The book instead treats Surrealist photography as a dispersed field involving photographers, artists, critics, magazines, exhibitions and photo clubs rather than as the activity of a single organization. Its geographical scope includes Osaka and Nagoya as well as Tokyo, reflecting Stojković's argument that Japanese Surrealism developed through a decentralized network rather than around a single national centre. The study also follows the magazines and photographic organizations through which works and ideas moved between these different circles.

== Contents ==

The book is divided into three parts, which Stojković presents as interconnected layers of the account rather than as a strictly chronological history. Part I, "New Photography", examines the emergence of Surrealist approaches within shinkō shashin and includes a chapter on photo-collage. It places this development in the context of the expansion of modernist photography following the Japanese presentation of the Film und Foto exhibition in 1931 and considers the division between professional and amateur photographic practice.

Part II, "Avant-Garde Photography", focuses on zen'ei shashin in 1937 and 1938 and examines photographic criticism, representation, printed matter and experiments with objects. Stojković relates this phase to the increased visibility of international Surrealism in Japan and to the political conditions surrounding the beginning of the Second Sino-Japanese War. She discusses different regional approaches, including experiments with the Surrealist object in Osaka and collaborative activity in Tokyo and Nagoya.

Part III, "Plastic Photography", examines zōkei shashin through questions of materiality, abstraction, photographic technology and locality.
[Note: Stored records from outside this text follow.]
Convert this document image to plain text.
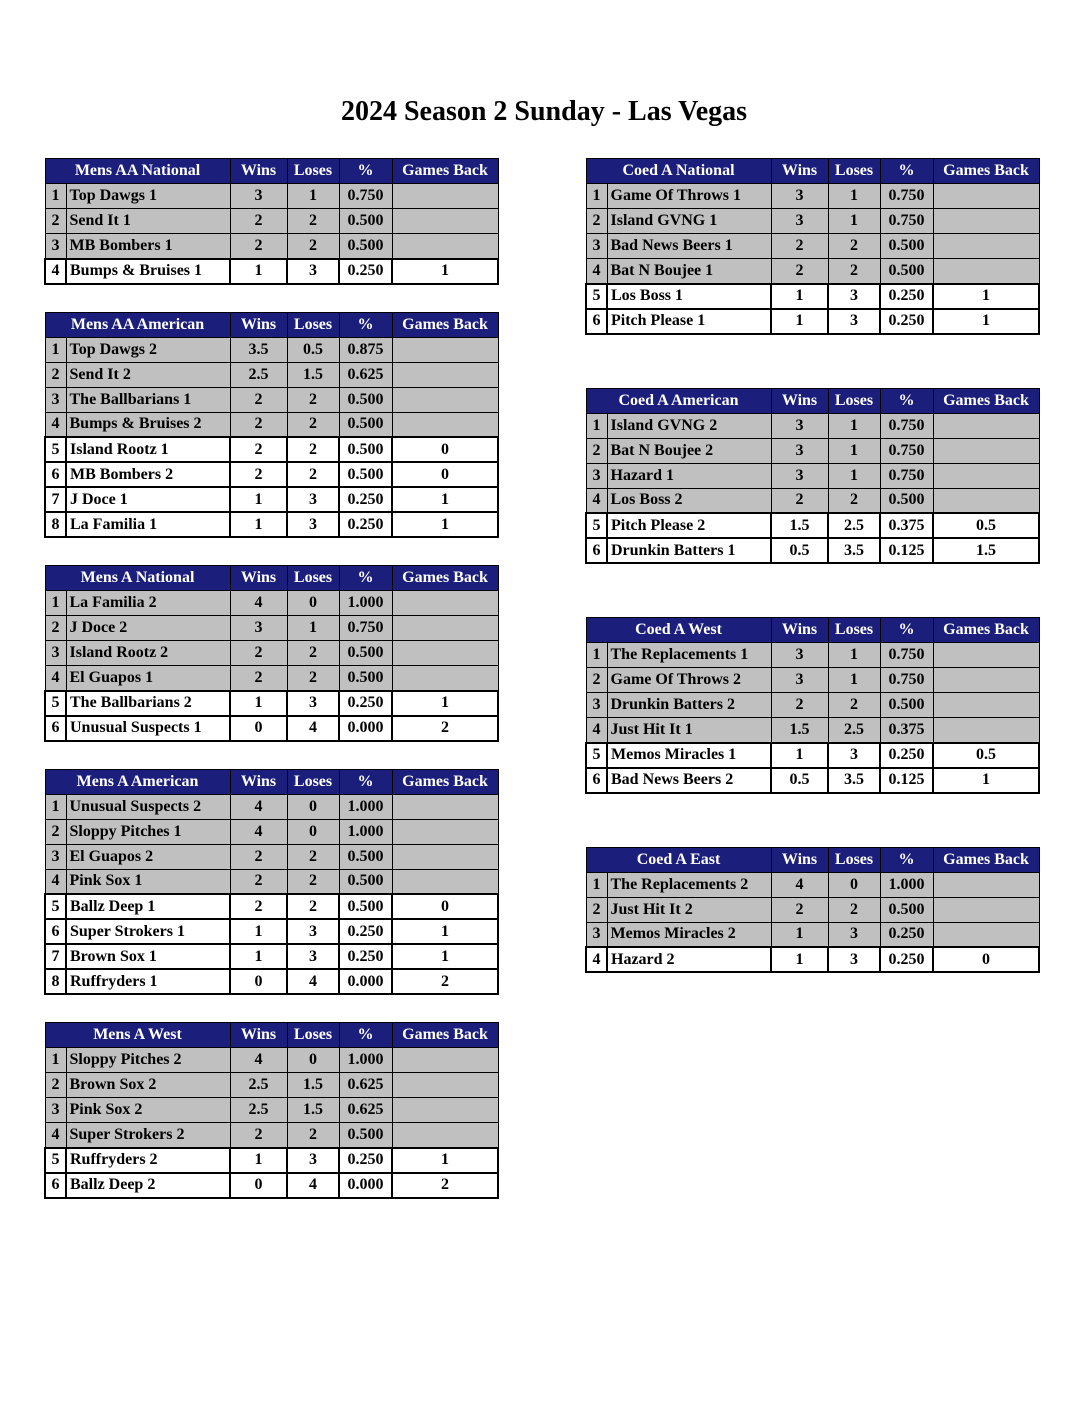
2024 Season 2 Sunday - Las Vegas
Mens AA National		Wins	Loses	%	Games Back
1	Top Dawgs 1	3	1	0.750	
2	Send It 1	2	2	0.500	
3	MB Bombers 1	2	2	0.500	
4	Bumps & Bruises 1	1	3	0.250	1
Mens AA American		Wins	Loses	%	Games Back
1	Top Dawgs 2	3.5	0.5	0.875	
2	Send It 2	2.5	1.5	0.625	
3	The Ballbarians 1	2	2	0.500	
4	Bumps & Bruises 2	2	2	0.500	
5	Island Rootz 1	2	2	0.500	0
6	MB Bombers 2	2	2	0.500	0
7	J Doce 1	1	3	0.250	1
8	La Familia 1	1	3	0.250	1
Mens A National		Wins	Loses	%	Games Back
1	La Familia 2	4	0	1.000	
2	J Doce 2	3	1	0.750	
3	Island Rootz 2	2	2	0.500	
4	El Guapos 1	2	2	0.500	
5	The Ballbarians 2	1	3	0.250	1
6	Unusual Suspects 1	0	4	0.000	2
Mens A American		Wins	Loses	%	Games Back
1	Unusual Suspects 2	4	0	1.000	
2	Sloppy Pitches 1	4	0	1.000	
3	El Guapos 2	2	2	0.500	
4	Pink Sox 1	2	2	0.500	
5	Ballz Deep 1	2	2	0.500	0
6	Super Strokers 1	1	3	0.250	1
7	Brown Sox 1	1	3	0.250	1
8	Ruffryders 1	0	4	0.000	2
Mens A West		Wins	Loses	%	Games Back
1	Sloppy Pitches 2	4	0	1.000	
2	Brown Sox 2	2.5	1.5	0.625	
3	Pink Sox 2	2.5	1.5	0.625	
4	Super Strokers 2	2	2	0.500	
5	Ruffryders 2	1	3	0.250	1
6	Ballz Deep 2	0	4	0.000	2
Coed A National		Wins	Loses	%	Games Back
1	Game Of Throws 1	3	1	0.750	
2	Island GVNG 1	3	1	0.750	
3	Bad News Beers 1	2	2	0.500	
4	Bat N Boujee 1	2	2	0.500	
5	Los Boss 1	1	3	0.250	1
6	Pitch Please 1	1	3	0.250	1
Coed A American		Wins	Loses	%	Games Back
1	Island GVNG 2	3	1	0.750	
2	Bat N Boujee 2	3	1	0.750	
3	Hazard 1	3	1	0.750	
4	Los Boss 2	2	2	0.500	
5	Pitch Please 2	1.5	2.5	0.375	0.5
6	Drunkin Batters 1	0.5	3.5	0.125	1.5
Coed A West		Wins	Loses	%	Games Back
1	The Replacements 1	3	1	0.750	
2	Game Of Throws 2	3	1	0.750	
3	Drunkin Batters 2	2	2	0.500	
4	Just Hit It 1	1.5	2.5	0.375	
5	Memos Miracles 1	1	3	0.250	0.5
6	Bad News Beers 2	0.5	3.5	0.125	1
Coed A East		Wins	Loses	%	Games Back
1	The Replacements 2	4	0	1.000	
2	Just Hit It 2	2	2	0.500	
3	Memos Miracles 2	1	3	0.250	
4	Hazard 2	1	3	0.250	0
Stojković argues that the language of photographic "plasticity" provided one way of maintaining the artistic ambitions of experimental photography in 1939 and 1940, when an openly avant-garde position had become increasingly difficult to sustain. Among the photographers and artists discussed across the book are Iwata Nakayama, Kiyoshi Koishi, Ei-Q, Nakaji Yasui, Terushichi Hirai, Minoru Sakata and Kansuke Yamamoto.

The subtitle "The Impossible Avant-Garde" refers to several problems developed in the study, including the absence of a unified Surrealist photographic group, the political risks attached to open association with Surrealism and the difficulty of applying European models of the avant-garde to modern Japanese art. The conclusion moves beyond the 1930s to consider the loss and reduced visibility of much prewar Surrealist photography after the war and later attempts to reformulate experimental photography in Japan. Stojković also considers connections between the prewar photographic avant-garde and experimental practices that developed after 1945.

== Reception ==

Fritsch described the book as a well-researched and detailed study and identified it as the first English-language monograph devoted to Surrealist photography in Japan. Her review appeared in the September 2021 issue of The Burlington Magazine.

The ICAS Book Prize committee selected the book as Best Art Publication in its 2021 English-language humanities awards. The committee said that Stojković's study added a new perspective not only to the history of photography but also to Japanese history. It also highlighted the book's original analyses and reproductions of more than fifty artworks and clippings from newspapers and journals.